E o uso da palavra "genocídio" fica completamente desvinculada da realidade. Seis milhões de ucranianos mortos de fome pelo regime stanilista entre 1931 e 1933 é genocídio; seis milhões de judeus mortos em campos de concentração nazistas é genocídio. 20 milhões de chineses mortos por Mao Tsé-Tung é genocídio. Adiante argumentar com quem muda até o significado das palavras?
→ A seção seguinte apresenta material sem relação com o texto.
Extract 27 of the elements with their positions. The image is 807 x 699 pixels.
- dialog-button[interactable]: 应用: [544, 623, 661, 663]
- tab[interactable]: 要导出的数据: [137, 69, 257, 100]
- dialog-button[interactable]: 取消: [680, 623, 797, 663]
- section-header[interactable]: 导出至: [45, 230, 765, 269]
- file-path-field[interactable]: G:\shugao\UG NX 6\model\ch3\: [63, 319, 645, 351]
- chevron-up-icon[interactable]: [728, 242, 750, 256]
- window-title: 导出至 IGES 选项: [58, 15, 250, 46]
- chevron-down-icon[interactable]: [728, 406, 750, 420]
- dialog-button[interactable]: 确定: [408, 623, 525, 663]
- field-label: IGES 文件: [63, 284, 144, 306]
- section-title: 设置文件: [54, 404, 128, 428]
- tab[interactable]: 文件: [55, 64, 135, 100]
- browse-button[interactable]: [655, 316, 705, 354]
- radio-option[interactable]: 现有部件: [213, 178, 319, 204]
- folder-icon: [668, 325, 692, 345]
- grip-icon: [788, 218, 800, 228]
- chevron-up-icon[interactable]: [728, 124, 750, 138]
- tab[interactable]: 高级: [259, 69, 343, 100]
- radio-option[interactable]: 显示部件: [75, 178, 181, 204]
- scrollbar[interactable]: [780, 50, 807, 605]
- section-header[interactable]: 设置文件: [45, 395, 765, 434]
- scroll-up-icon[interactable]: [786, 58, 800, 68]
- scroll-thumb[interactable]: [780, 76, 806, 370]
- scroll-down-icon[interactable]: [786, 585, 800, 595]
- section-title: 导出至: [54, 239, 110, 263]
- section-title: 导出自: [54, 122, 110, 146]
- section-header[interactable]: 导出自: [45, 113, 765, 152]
Resta lamentar.
Por fim, como combater um crime que não escolhe etnia, escolhendo uma etnia para ser defendida?
Este caso é mais um, dentre tantos, da vitimização grosseira em descompasso com a realidade. Desprezo e valorização da mulher conforme sua cor não cabe mais num mundo que deseja ardentemente livrar-se das amarras da divisão burra da sociedade.